In France a brasserie is an informal restaurant serving simple, hearty food. The food here is certainly hearty, but the team at the Brasserie has been on the cutting edge of the farm-to-table movement for years now, and that is anything but simple. Chef Dean Max, an innovator when it comes to locally sourced and organic sustainable food, has been honored by the James Beard Foundation in New York for his many culinary efforts, especially on Grand Cayman. 

The Brasserie grows its own herbs, greens, and vegetables in its organic garden adjacent to the restaurant. (Ask your server for a tour.) The result is wonderfully fresh food and creative menus—there's a new one every day—where greens and vegetables don't take a back seat to the protein. You'll find delicate julienne carrots and summer squash between layers of tenderloin or local seafood. Fish are freshly caught by one of the two boats owned by the Brasserie. Ocean-to-table delights include yellowfin tuna, mahi mahi, red snapper, and the huge, local wahoo, a fish that is often overcooked, but not here. Local chicken, eggs, and artisanal cheeses compliment these offerings, making this menu a delight for all tastes.
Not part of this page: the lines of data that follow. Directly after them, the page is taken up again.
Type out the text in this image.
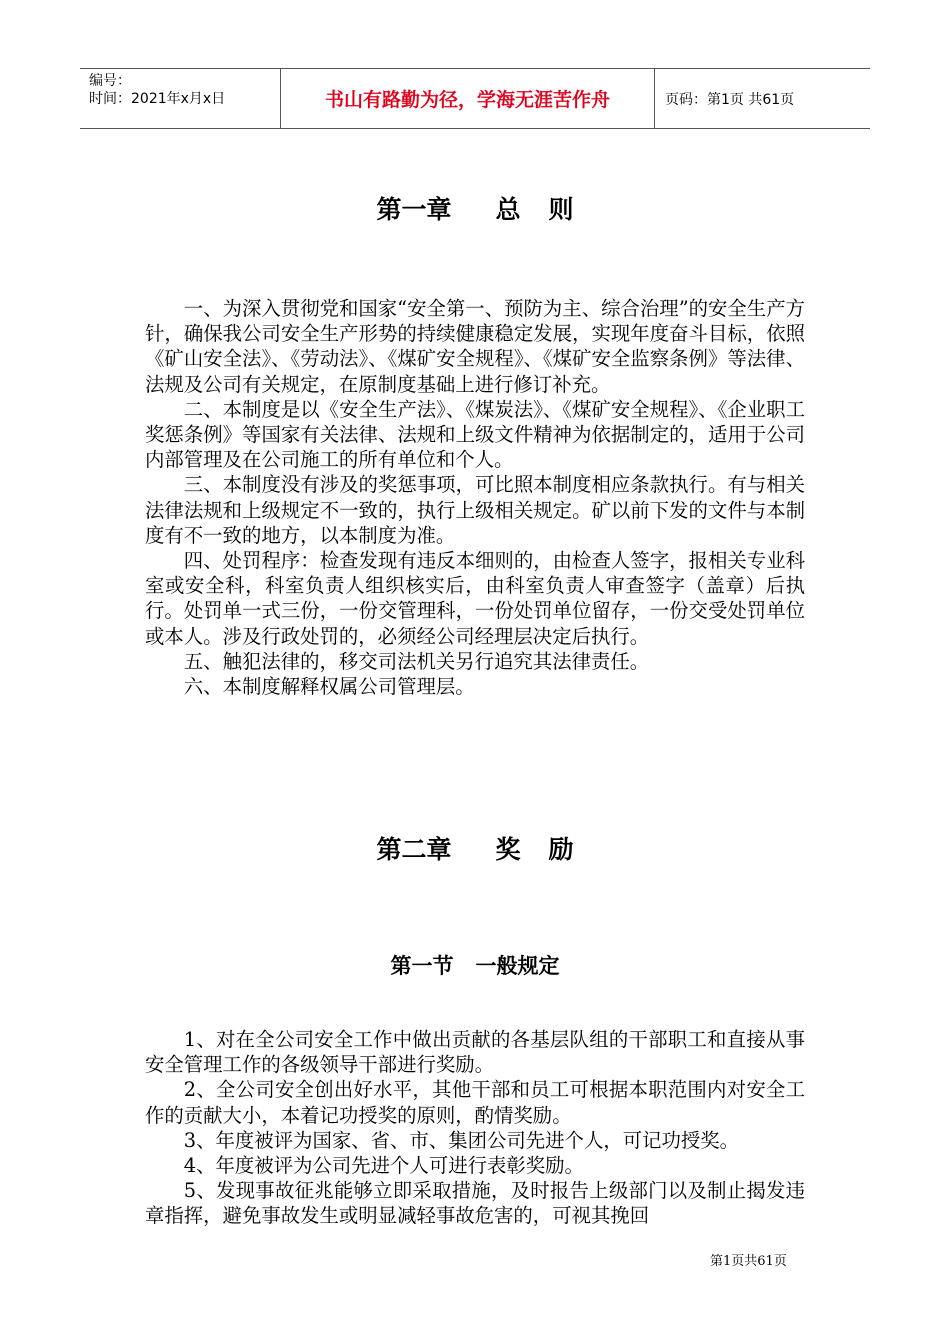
编号：
时间：2021年x月x日	书山有路勤为径，学海无涯苦作舟	页码：第1页 共61页
第一章 总 则

一、为深入贯彻党和国家“安全第一、预防为主、综合治理”的安全生产方针，确保我公司安全生产形势的持续健康稳定发展，实现年度奋斗目标，依照《矿山安全法》、《劳动法》、《煤矿安全规程》、《煤矿安全监察条例》等法律、法规及公司有关规定，在原制度基础上进行修订补充。

二、本制度是以《安全生产法》、《煤炭法》、《煤矿安全规程》、《企业职工奖惩条例》等国家有关法律、法规和上级文件精神为依据制定的，适用于公司内部管理及在公司施工的所有单位和个人。

三、本制度没有涉及的奖惩事项，可比照本制度相应条款执行。有与相关法律法规和上级规定不一致的，执行上级相关规定。矿以前下发的文件与本制度有不一致的地方，以本制度为准。

四、处罚程序：检查发现有违反本细则的，由检查人签字，报相关专业科室或安全科，科室负责人组织核实后，由科室负责人审查签字（盖章）后执行。处罚单一式三份，一份交管理科，一份处罚单位留存，一份交受处罚单位或本人。涉及行政处罚的，必须经公司经理层决定后执行。

五、触犯法律的，移交司法机关另行追究其法律责任。

六、本制度解释权属公司管理层。

第二章 奖 励
第一节 一般规定

1、对在全公司安全工作中做出贡献的各基层队组的干部职工和直接从事安全管理工作的各级领导干部进行奖励。

2、全公司安全创出好水平，其他干部和员工可根据本职范围内对安全工作的贡献大小，本着记功授奖的原则，酌情奖励。

3、年度被评为国家、省、市、集团公司先进个人，可记功授奖。

4、年度被评为公司先进个人可进行表彰奖励。

5、发现事故征兆能够立即采取措施，及时报告上级部门以及制止揭发违章指挥，避免事故发生或明显减轻事故危害的，可视其挽回

第1页共61页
If you want to splurge and are feeling adventurous, put yourself in the hands of Executive Chef Joe Mizzoni and choose "The Random Acts of Cooking Tasting Menu" for CI$70. Five courses are chosen for you, each a surprising delight in textures, and tastes. Add CI$30 for wines pared with each dish. Finding just the right wine is left to Manger Corey Blohm, an inspired sommelier sure to enhance the extraordinary experience of eating at the Brasserie. You can see the climate controlled wine room from the dining room where high ceilings, dark wood, and overhead fans evoke a colonial feel.

But don't wait for the weekend to go to the Brasserie—it's closed. It has thrived in the midst of the business district since 1997, serving lunch to investment bankers, among others, with a favorite Friday night winding-down happy hour at the outdoor bar. The Wicket Bar sits next to the restaurant surrounded by greenery in Cricket Square. Dinner goers are a highly varied crowd of international foodies, residents, and tourists.

Buying breakfast, lunch, or a snack at the market, also next to the restaurant, is another way to get a taste of Brasserie's cooking. You can eat at a bistro table or take it with you to the beach, or on a sail.